„Insbesondere die mögliche Ausweitung des Emissionshandels auf Flüge aus der EU und in die EU bedeutet eine eklatante Benachteiligung der europäischen Airlines und ihrer Drehkreuze gegenüber internationalen Wettbewerbern. Sie widerspricht dem Bekenntnis der EU-Mitgliedstaaten zu einer möglichst wettbewerbsneutralen Klimaschutzpolitik im Luftverkehr“, erklärt Jost Lammers, BDL-Präsident.
Einbeziehung aller Flüge von und nach Europa in das ETS führt zu Carbon Leakage
Während europäische Airlines ihre Langstreckenflüge über ihre Drehkreuze innerhalb der EU abwickeln (z. B. Lufthansa in Frankfurt und München, Air France in Paris etc.) tun dies nicht-europäische Fluggesellschaften über ihre Drehkreuze (z. B. Turkish Airlines über Istanbul, Emirates über Dubai etc.). Nach dem bisherigen europäischen Emissionshandel müssen CO2-Zertifikate ausschließlich für innereuropäische Flüge bezahlt werden. Nach dem Willen der EU müssten künftig ab 2027 ggf. auch die Emissionen auf den Langstrecken von und in die EU bezahlt werden.
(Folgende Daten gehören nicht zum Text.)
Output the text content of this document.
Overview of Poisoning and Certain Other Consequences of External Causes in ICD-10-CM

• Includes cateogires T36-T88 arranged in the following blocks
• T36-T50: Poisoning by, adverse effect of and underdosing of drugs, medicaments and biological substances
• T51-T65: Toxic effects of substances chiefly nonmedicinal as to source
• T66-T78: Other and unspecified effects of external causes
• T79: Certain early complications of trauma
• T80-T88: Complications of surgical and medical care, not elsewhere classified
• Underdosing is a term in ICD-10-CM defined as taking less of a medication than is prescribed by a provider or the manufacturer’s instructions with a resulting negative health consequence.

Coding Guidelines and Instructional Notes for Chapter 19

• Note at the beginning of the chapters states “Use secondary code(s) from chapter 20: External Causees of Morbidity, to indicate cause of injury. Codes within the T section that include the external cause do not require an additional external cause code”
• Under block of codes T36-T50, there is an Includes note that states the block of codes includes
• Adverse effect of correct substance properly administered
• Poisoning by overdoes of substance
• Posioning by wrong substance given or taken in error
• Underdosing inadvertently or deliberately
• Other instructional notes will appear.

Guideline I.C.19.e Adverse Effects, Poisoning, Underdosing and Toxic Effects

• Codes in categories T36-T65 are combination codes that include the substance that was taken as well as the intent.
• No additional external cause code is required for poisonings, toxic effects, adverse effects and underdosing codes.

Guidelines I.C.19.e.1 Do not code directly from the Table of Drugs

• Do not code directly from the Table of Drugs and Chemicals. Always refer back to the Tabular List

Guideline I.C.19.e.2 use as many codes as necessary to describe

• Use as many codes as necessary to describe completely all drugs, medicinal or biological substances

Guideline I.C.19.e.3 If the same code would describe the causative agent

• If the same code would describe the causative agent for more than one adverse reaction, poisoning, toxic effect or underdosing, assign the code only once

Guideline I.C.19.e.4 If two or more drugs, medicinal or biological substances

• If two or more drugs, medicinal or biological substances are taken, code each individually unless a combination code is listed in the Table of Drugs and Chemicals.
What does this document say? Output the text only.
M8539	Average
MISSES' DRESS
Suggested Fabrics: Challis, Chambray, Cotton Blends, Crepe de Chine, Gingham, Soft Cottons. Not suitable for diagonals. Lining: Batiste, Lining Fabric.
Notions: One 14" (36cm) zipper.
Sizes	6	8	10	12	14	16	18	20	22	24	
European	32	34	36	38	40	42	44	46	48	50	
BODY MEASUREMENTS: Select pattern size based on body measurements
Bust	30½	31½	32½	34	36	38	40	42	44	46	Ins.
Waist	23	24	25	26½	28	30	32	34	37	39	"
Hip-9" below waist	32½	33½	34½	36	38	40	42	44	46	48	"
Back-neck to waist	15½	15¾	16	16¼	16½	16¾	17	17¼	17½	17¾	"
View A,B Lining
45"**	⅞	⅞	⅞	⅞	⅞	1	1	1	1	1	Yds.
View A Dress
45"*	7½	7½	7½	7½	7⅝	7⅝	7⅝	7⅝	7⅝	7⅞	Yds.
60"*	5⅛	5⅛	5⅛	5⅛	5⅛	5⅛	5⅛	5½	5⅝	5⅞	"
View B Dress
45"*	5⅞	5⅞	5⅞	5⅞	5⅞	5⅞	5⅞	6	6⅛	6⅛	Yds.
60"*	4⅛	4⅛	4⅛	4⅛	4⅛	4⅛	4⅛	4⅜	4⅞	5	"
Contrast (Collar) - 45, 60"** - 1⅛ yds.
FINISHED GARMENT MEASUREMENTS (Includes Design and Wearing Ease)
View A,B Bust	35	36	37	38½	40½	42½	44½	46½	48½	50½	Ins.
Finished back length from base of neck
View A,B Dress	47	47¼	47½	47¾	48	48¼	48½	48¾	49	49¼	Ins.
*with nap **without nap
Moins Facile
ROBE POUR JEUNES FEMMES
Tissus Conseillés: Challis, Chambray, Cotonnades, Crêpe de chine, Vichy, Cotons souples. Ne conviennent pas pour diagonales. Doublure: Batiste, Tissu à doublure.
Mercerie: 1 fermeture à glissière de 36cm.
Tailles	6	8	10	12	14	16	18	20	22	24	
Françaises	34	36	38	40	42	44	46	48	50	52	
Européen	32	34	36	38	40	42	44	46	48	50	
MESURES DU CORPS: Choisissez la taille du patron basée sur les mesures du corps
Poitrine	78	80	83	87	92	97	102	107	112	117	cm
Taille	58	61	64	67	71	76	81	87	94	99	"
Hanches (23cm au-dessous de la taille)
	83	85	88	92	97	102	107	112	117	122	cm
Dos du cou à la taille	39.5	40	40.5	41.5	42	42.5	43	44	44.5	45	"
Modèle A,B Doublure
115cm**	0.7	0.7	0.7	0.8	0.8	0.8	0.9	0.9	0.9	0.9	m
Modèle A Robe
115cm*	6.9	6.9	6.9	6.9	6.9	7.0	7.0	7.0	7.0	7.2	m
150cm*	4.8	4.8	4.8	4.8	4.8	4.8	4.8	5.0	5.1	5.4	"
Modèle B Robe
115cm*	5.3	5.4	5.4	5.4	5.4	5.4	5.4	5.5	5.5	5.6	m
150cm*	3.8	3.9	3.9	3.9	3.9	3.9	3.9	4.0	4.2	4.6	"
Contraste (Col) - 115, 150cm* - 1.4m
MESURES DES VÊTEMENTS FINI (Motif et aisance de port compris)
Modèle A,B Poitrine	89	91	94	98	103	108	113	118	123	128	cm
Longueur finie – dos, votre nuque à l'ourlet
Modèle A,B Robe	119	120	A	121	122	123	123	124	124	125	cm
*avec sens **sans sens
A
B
Für ausländische Fluggesellschaften fielen künftig dann zwar Kosten für Zertifikate auf Zubringerflügen aus der EU zu den heimischen Drehkreuzen an (Turkish Airlines in Istanbul, Emirates in Dubai, Qatar Airways in Doha). Aber auf dem längeren Teil der Strecke von ihrem jeweiligen Drehkreuz bis zum Endziel können sie ihren Langstreckenflug ohne zusätzliche Kosten für ETS-Zertifikate durchführen. Dieser erhebliche Kostenvorteil wird zur Verlagerung von Verkehrsströmen und damit zu Carbon Leakage führen. Emissionen werden dadurch nicht verringert, sondern nur in andere Teile der Welt verlagert.
Beschluss zu SAF Allowances verhindert Wettbewerbsnachteil nicht
Der Trilogbeschluss sieht ferner vor, dass die freie Zuteilung von Zertifikaten für den Luftverkehr bis 2026 ausläuft und die Airlines danach sämtliche Zertifikate kostenpflichtig erwerben müssen. Allerdings will die EU einen Ausgleich von Mehrkosten erreichen, wenn Fluggesellschaften nachhaltige Flugkraftstoffe (SAF) tanken. Eine hierzu verbindliche SAF-Beimischungsquote ist im Rahmen von Fit for 55 mit dem Gesetzesvorschlag zu ReFuelEU Aviation geplant. Um den dadurch entstehenden Wettbewerbsnachteil abzumildern, sollen bis 2030 europäische Airlines 20 Millionen kostenlose Zertifikate (SAF Allowances) für die Beimischung von SAF erhalten.
Damit erkennen Rat und Europäisches Parlament die großen Carbon-Leakage Gefahren an, die von einer einseitigen Beimischungsverpflichtung ausgehen. Die europäische Luftverkehrsbranche hat daher seit Vorlage der Gesetzesvorschläge durch die EU-Kommission immer wieder auf die gefährlichen Folgen hingewiesen, die bei der für den Klimaschutz so wichtigen SAF-Beimischungsquote entstehen, wenn nicht ein wettbewerbsneutraler Mehrkostenausgleich ergänzt wird. Die SAF-Allowances sind dafür ein erster richtiger Schritt zur Minderung dieser Gefahren. Allerdings reicht die Zahl dieser Zertifikate nicht einmal annähernd aus, um die in diesem Zeitraum entstehenden Mehrkosten zu decken. Die Anzahl der benötigten SAF Allowances sollte sich stattdessen konkret an den entstehenden Mehrkosten auf den von Wettbewerbsverzerrungen betroffenen Strecken orientieren. Das sind insbesondere die East-Bound-Flüge von EU-Fluggesellschaften zu Destinationen in Asien, dem Mittleren Osten und Afrika.